Cappelli also takes issue with the core concept of survivors deciding whether or not to report, based on what others have done. "I don't think we want to have a standard where the decisions are crowdsourced," he says. "I think what you want is to tell people [that] the criteria [for whether or not to report] are policy related, not personally related, and you should bring forward anything that fits the criteria, not [based on] whether you feel enough other people have made the complaint or not. We want to sometimes encourage people to do things they might feel uncomfortable about."

Cynthia Garrett, co-president of Families Advocating for Campus Equality, a group that represents accused students, agrees. While no one wants the reporting process to be re-traumatizing for survivors, she says, there is also such a thing as making it too easy. "People make accusations for all kinds of reasons," she says. "What I see as a problem is if you have an angry ex-girlfriend [who files a report for revenge,] and then it's out there. It's a permanent registry of unsubstantiated #MeToo style accusations, that will be discoverable for decades."

Garrett says it's unfair that people might not even know they've been named, and would have no chance to "set the record straight." For example, if someone makes a complaint against a college student using the matching function, and then a new complaint is logged 15 years later, that would make a match. But Garrett says employers might not really understand what the old allegation entailed, or whether it was ever investigated.

"An employer will interpret that [old report] as more than it may have been" says Garrett. "But the problem is that decades later [the accused person has] no way to defend themselves. And I find that very problematic."

Connecting the dots

Developers dismiss those concerns, saying reporting apps are just a kind of hotline for allegations that will ultimately be vetted by humans. "We're not the decision makers," says JDoe developer Soscia. "We're just the ones who find the underlying dots that should have been connected, but most likely wouldn't have been without this technology."

As the student who reported her harassment through Callisto puts it, the apps are neither judge nor jury. "It's not a verdict," she says. That is where the Title IX office, or HR, or the courts come in. "They can do full blown investigation and if it's false, it's false. And if it's true, then they can take further action."

In her case, school officials issued a mutual no contact order, and the harassment stopped. If her only reporting option was walking into a stranger's office in some campus administration building, this student says, she probably would still be suffering in silence.

Copyright 2018 NPR. To see more, visit http://www.npr.org/.

AUDIE CORNISH, HOST:

By most accounts, the majority of people who experience sexual harassment or assault never report what happened to them. High tech may have a solution - apps that can help survivors come forward. NPR's Tovia Smith reports.

TOVIA SMITH, BYLINE: It's easy to understand the many reasons why alleged victims don't want to report.

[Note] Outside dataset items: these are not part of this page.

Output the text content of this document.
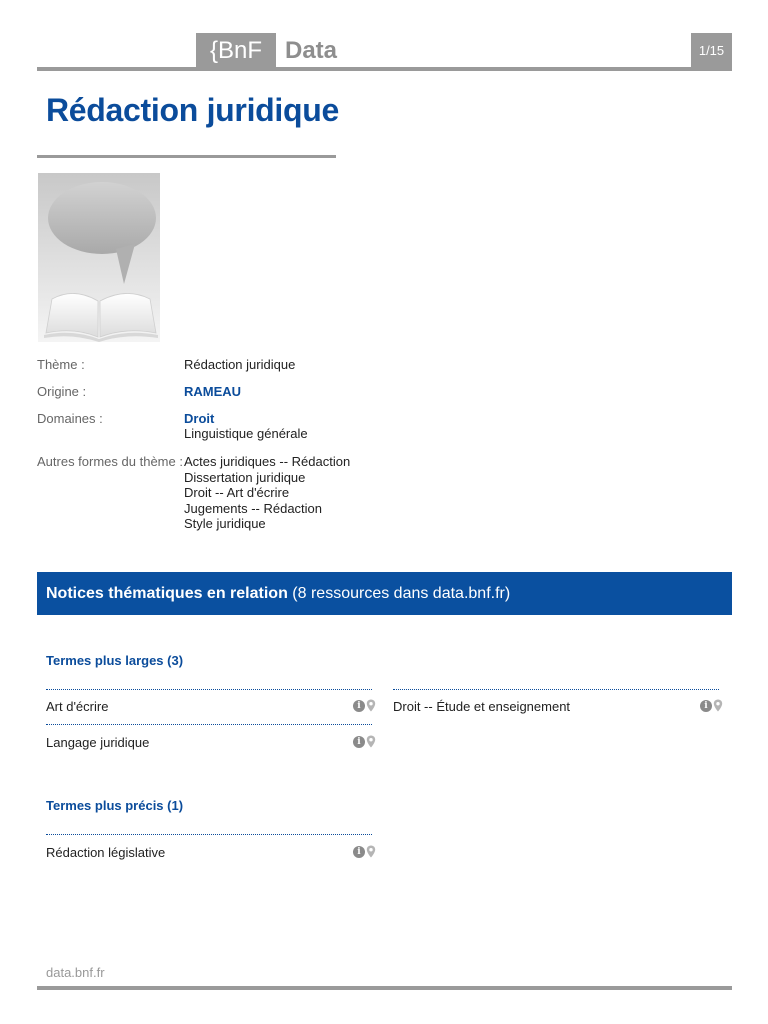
{BnF Data	1/15
Rédaction juridique
Thème :	Rédaction juridique
Origine :	RAMEAU
Domaines :	Droit
Linguistique générale
Autres formes du thème : Actes juridiques -- Rédaction
Dissertation juridique
Droit -- Art d'écrire
Jugements -- Rédaction
Style juridique
Notices thématiques en relation (8 ressources dans data.bnf.fr)
Termes plus larges (3)
Art d'écrire	i	Droit -- Étude et enseignement	i
Langage juridique	i
Termes plus précis (1)
Rédaction législative	i
data.bnf.fr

There's the worry they won't be believed, fear of reprisals and embarrassment.

UNIDENTIFIED PERSON: That was really hard for me to think about - telling another person, especially someone you've never really had contact with before.

SMITH: This woman, who asked that her name not be used to protect her privacy, says she was sexually harassed at college by another student. And even though it was making her depressed and anxious, she couldn't bring herself to tell authorities at school.

UNIDENTIFIED PERSON: Because I was afraid of being blamed for it.

SMITH: It wasn't until spring break when she was back in the comfort of her own home, literally under her covers, that she mustered up the resolve to finally get it out not face to face but through an app on her laptop.

UNIDENTIFIED PERSON: It was almost like building courage behind a computer screen because nobody is judging you at that moment. So you can get it off your chest without questioning if somebody's going to believe you.

SMITH: The app she used called Callisto lets users send an encrypted report directly to school officials or to keep it on hold until they're ready. Users can also choose to hold a report unless and until someone else accuses the same person. That's big for survivors who fear going it alone and for those who may question whether what happened was just a misunderstanding or a one-time misstep, as Ryan Soscia once did. Years after he says he was molested as a kid, Soscia says he reported it just recently on a brand-new app he developed himself called JDoe.

RYAN SOSCIA: You can either pretend it didn't happen, or you could say, I'm going to make sure you pay for this.

SMITH: Soscia says the real inspiration for his app came a few years ago at a high school graduation party when a friend revealed he'd been molested. Within hours, Soscia says nearly 10 others disclosed the same person did the same thing to them. And only after realizing their strength in numbers did his friends go to the police. That got Soscia thinking about how technology could help ensure those kinds of discoveries are no longer left to serendipity.

SOSCIA: We can find those connections exponentially faster. So the hope is we're going to be able to prevent these types of crimes from happening. And the idea that that could have stopped this from happening to 10 other people - that's really powerful.

SMITH: While the Callisto app can only be used by people whose colleges or companies buy in for what could be $10,000 to $30,000 a year, the JDoe model allows anyone to use the app for free. Funding comes instead from a stable of attorneys who pay anywhere from $1,000 to $20,000 a year for access to potentially lucrative civil cases. The lawyers all agree to take the cases on contingency. JDoe also gets a kicker if they win. But clients pay nothing upfront.

JAMES HALL: It's a win-win-win.

SMITH: Attorney James Hall was among the first to sign up. He says survivors end up with stronger cases. Instead of he said, she said, they're he said, they said. Lawyers get better odds of winning and bigger payouts. And defendants, Hall says, get reassurance that bogus claims will be screened out.

HALL: If it's a frivolous case, most lawyers are going to recognize that there will not be any money at the end of the day, that it's not going to be profitable. It's going to waste your time and should not be brought.

SMITH: But others worry that getting everyone to lawyer up from the get-go might hurt more than it helps. Peter Cappelli, a professor of management at The Wharton School, also questions the basic concept of survivors deciding whether to report based on what others have done.

PETER CAPPELLI: I think what you want is to tell people the criteria are policy related. They're not personally related. And you should bring forward anything that fits the criteria and not, you know, whether you feel enough other people have made the complaint or not.

SMITH: Cappelli and others also raise concerns about due process.

CYNTHIA GARRETT: You know, it's a permanent registry of unsubstantiated #MeToo-style accusations. And the reports will remain even if a student was found not responsible.

SMITH: Cynthia Garrett is with a group that represents accused students called Families Advocating for Campus Equality. She worries that complaints can be filed without the accused even knowing. Then it would take only one new claim to match with the old unfounded or untried ones, she says, to ruin a career.

GARRETT: And when somebody down the road makes this complaint for, oh, God, he made a sexual joke that was inappropriate and the app shows up, oh, there's been previous reports, an employer will interpret that as more than it may have been. But the problem is that decades later, they have no way to defend themselves.

SMITH: Developers dismiss those concerns, saying reporting apps are just a kind of tip line for allegations that will ultimately be vetted by humans. As the student who reported her harassment by app says, the apps are neither judge nor jury.

UNIDENTIFIED PERSON: It's not a verdict. That's where a campus comes in. They can do a full-blown investigation. And if the investigation comes out as false, then it comes out as false. And if it comes out as true, then we take further action.

SMITH: In her case, school officials issued a mutual no-contact order, and the harassment stopped. If her only reporting option was walking into a stranger's office in some campus administration building, this student says, she probably would still be suffering in silence. Tovia Smith, NPR News.